Estimates for revenue
Analysts are estimating a 10% decline in revenues year-over-year (or YoY) for Barrick Gold (ABX) in 2016. This is mainly due to its lower production due to asset sales. Its production profile fell for 2018 onwards as well, which explains the lower revenue estimates. Goldcorp’s revenue estimates also imply a decline of 11% YoY in 2016. This is mainly due to the company’s guidance cut for production. Analysts expect Yamana Gold’s (AUY) revenues to grow by 4%, 9%, and 8%, in 2016, 2017, and 2018, respectively. While Kinross Gold’s (KGC) revenues are estimated to grow by 12% in 2016, the company is projected to see a 2017 and 2018 decline of 2% and 3%, respectively.

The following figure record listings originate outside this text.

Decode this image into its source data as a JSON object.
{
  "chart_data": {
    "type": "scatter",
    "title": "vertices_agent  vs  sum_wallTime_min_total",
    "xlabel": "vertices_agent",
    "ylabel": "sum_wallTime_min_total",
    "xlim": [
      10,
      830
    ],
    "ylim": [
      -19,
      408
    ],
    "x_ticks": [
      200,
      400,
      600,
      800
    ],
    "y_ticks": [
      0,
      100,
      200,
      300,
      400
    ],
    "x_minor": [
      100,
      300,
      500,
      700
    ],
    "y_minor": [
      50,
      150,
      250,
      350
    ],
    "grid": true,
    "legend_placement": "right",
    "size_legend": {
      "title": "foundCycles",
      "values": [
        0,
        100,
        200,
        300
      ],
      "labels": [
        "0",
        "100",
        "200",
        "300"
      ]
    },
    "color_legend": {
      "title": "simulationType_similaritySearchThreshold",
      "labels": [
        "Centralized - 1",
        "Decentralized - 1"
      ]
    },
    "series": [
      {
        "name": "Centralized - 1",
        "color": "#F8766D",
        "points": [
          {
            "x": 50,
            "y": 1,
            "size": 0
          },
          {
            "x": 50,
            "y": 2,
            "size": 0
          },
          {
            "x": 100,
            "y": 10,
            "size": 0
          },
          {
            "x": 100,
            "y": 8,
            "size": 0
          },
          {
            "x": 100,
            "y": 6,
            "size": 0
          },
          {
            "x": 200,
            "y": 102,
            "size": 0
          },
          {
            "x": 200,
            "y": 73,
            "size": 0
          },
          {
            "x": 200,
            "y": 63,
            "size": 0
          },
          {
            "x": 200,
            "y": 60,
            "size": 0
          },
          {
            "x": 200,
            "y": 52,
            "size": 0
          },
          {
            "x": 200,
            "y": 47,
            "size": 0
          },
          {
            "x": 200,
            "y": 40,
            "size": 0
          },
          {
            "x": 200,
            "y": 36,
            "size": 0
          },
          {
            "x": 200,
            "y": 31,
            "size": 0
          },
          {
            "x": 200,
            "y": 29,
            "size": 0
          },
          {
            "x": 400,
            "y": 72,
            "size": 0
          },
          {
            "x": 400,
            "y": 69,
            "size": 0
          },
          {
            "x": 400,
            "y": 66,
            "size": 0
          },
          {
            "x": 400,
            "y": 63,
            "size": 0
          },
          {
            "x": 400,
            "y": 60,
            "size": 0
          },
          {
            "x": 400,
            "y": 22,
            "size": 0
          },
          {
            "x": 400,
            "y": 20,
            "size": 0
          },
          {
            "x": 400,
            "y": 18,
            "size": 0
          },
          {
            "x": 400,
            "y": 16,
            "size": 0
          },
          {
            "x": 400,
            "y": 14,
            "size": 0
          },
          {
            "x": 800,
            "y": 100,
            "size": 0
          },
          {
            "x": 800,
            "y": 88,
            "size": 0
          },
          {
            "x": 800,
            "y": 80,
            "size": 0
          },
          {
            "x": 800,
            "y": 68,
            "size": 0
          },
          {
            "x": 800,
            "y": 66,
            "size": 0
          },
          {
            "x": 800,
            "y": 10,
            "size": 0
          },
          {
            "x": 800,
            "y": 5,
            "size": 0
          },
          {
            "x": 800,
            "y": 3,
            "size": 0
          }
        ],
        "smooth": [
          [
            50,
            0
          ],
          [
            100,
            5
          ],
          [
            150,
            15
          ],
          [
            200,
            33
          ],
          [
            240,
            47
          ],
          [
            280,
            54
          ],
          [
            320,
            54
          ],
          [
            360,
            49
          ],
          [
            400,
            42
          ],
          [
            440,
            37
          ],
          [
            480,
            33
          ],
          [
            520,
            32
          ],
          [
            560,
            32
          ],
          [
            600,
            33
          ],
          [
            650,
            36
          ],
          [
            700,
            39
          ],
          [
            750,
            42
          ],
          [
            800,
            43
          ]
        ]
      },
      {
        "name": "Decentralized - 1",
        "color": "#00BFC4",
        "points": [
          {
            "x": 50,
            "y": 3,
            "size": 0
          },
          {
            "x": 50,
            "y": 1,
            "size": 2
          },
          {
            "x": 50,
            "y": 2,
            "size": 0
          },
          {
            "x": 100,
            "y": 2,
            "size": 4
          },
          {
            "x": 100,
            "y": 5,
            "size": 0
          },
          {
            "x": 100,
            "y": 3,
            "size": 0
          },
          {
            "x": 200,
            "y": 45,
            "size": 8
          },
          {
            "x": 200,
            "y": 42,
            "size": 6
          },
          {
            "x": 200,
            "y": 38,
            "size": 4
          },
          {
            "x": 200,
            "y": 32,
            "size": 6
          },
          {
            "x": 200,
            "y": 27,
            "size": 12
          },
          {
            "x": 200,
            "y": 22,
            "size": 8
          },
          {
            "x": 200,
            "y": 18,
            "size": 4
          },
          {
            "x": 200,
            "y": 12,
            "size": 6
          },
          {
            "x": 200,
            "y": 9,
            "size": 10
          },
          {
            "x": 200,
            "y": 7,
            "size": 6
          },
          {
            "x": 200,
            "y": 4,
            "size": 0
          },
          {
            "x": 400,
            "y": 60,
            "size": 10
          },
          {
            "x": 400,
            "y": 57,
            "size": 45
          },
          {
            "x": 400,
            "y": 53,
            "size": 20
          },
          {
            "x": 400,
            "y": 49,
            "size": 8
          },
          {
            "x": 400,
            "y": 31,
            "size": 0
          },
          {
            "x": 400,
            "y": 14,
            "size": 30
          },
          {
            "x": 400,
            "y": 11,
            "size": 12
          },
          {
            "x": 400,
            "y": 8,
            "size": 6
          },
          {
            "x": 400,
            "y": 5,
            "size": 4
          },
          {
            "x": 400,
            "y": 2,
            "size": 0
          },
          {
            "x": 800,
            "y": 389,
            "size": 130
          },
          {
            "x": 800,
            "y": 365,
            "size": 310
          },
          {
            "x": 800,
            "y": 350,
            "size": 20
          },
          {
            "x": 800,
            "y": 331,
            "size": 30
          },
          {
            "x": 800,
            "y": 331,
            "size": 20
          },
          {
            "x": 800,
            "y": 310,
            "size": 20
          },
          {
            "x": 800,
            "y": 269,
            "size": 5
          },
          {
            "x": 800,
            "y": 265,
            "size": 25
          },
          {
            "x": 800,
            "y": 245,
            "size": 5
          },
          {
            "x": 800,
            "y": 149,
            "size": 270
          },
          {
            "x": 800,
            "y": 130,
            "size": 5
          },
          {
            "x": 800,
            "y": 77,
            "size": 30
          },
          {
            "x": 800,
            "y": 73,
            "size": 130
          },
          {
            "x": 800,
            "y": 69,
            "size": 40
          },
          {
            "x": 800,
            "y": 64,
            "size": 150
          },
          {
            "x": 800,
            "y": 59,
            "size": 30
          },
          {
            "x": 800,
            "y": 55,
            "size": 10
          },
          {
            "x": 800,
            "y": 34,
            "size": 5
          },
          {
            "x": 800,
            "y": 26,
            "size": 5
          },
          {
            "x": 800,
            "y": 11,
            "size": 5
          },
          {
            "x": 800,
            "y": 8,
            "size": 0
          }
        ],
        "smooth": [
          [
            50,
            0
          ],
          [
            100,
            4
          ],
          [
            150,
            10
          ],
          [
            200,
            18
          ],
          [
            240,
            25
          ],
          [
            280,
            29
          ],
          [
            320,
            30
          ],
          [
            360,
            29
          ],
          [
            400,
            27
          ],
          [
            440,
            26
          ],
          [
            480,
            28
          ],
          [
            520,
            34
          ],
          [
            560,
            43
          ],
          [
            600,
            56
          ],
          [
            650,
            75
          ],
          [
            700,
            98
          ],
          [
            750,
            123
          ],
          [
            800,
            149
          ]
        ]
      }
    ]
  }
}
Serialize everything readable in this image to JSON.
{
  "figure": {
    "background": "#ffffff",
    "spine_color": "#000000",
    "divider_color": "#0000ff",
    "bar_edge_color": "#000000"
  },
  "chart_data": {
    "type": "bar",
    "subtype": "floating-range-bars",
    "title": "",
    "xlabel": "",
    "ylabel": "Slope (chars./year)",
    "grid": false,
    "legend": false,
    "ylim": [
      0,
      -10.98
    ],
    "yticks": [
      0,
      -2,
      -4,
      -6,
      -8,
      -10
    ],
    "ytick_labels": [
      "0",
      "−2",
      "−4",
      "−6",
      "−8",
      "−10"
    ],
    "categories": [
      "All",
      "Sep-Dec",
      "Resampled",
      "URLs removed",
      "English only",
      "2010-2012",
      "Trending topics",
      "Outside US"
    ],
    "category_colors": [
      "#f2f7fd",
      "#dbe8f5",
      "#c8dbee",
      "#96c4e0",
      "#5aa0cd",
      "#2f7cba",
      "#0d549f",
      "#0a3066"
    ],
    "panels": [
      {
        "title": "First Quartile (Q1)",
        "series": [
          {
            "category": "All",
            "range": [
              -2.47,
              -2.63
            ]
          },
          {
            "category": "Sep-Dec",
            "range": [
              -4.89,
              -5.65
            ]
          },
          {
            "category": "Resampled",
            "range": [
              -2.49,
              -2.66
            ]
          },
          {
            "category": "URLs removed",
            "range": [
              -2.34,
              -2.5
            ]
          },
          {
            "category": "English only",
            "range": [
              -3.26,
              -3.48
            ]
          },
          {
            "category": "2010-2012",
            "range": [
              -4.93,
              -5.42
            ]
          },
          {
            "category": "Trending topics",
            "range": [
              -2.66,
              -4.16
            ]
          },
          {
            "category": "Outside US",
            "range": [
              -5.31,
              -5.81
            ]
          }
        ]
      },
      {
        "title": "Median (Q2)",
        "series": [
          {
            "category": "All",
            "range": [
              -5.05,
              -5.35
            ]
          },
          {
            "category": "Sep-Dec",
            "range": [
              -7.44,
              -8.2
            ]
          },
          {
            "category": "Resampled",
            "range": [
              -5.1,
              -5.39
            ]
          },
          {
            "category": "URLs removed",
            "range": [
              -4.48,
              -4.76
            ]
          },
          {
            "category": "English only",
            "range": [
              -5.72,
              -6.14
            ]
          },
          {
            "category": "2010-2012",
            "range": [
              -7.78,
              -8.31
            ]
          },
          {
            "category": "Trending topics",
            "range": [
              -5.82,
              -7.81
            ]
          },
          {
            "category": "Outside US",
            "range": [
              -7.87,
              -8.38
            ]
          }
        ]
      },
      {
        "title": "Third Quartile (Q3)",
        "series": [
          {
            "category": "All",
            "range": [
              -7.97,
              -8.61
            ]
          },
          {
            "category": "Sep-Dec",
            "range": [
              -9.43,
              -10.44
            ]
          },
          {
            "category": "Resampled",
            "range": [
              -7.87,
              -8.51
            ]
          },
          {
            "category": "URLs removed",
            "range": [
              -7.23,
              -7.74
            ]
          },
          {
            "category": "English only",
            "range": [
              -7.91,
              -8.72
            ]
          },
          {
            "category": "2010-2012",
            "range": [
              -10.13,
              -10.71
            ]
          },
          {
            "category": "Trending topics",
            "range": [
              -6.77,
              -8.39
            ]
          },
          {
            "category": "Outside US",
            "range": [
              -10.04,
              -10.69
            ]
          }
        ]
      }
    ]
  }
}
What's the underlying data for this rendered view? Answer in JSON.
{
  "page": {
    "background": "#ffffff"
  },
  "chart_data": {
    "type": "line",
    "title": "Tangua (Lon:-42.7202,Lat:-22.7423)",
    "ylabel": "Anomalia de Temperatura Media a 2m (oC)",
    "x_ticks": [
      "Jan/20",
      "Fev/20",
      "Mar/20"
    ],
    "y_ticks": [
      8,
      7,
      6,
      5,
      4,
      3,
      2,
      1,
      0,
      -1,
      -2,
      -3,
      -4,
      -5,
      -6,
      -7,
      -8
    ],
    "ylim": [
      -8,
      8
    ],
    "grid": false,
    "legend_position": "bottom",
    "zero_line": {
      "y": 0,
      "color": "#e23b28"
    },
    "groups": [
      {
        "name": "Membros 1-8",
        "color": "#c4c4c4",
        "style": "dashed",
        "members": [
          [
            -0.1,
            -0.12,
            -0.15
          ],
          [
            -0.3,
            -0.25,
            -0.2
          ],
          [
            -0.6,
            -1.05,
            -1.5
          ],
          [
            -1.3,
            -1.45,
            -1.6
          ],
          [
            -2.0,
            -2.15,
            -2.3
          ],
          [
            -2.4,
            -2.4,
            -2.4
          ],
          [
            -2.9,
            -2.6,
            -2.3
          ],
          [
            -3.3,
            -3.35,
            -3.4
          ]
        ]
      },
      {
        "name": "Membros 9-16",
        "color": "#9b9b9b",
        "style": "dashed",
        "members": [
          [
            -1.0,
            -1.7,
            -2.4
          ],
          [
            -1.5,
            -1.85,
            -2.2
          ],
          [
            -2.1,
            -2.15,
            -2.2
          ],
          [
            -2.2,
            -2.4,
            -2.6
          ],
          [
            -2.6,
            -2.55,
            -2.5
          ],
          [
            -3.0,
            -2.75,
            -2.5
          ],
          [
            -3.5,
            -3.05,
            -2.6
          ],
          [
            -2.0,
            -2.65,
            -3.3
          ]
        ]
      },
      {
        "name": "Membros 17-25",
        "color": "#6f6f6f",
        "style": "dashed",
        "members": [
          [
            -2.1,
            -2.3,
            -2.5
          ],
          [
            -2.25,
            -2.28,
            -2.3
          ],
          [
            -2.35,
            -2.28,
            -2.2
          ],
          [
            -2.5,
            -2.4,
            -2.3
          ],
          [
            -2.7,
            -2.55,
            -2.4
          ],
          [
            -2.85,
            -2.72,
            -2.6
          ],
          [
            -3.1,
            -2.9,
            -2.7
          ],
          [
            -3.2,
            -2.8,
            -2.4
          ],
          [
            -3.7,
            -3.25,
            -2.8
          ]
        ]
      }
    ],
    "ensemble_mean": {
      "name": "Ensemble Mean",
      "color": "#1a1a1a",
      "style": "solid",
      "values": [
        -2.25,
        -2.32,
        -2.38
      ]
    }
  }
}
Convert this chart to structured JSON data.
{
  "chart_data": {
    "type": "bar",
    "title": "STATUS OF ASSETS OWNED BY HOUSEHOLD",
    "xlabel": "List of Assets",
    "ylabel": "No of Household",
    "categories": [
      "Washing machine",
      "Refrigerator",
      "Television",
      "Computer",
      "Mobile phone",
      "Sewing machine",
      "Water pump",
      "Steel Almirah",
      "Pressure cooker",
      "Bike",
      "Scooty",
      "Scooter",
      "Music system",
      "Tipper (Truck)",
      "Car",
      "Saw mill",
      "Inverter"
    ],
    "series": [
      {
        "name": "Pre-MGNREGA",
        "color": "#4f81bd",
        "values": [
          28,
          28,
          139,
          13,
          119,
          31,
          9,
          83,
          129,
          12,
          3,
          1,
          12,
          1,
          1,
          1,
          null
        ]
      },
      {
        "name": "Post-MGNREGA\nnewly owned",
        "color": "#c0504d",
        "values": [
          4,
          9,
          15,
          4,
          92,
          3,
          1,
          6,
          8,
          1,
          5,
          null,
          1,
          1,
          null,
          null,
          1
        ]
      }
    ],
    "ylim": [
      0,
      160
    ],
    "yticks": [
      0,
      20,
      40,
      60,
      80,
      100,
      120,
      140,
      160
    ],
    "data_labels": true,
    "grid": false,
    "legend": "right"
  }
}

Kinross’s recent acquisitions have improved the production profile in 2016 while its organic growth shouldn’t take off until the Tasiast Expansion project comes online.
EBITDA margin forecasts
The EBITDA margin forecasts are higher for 2016 as compared to 2015 across the board. This is due to higher gold price estimates for 2016. The margin estimates for Barrick are the highest among senior gold miners because of its lower cash costs, as the company has one of the best assets in the industry. Its estimated EBITDA margin for 2016 is 44%, followed by Goldcorp with margin estimates of 40%. Yamana has an EBITDA margin estimate of 38.5% while Newmont Mining (NEM) has an estimate of 37%. Kinross has the lowest margin estimate of 35% due to its higher costs.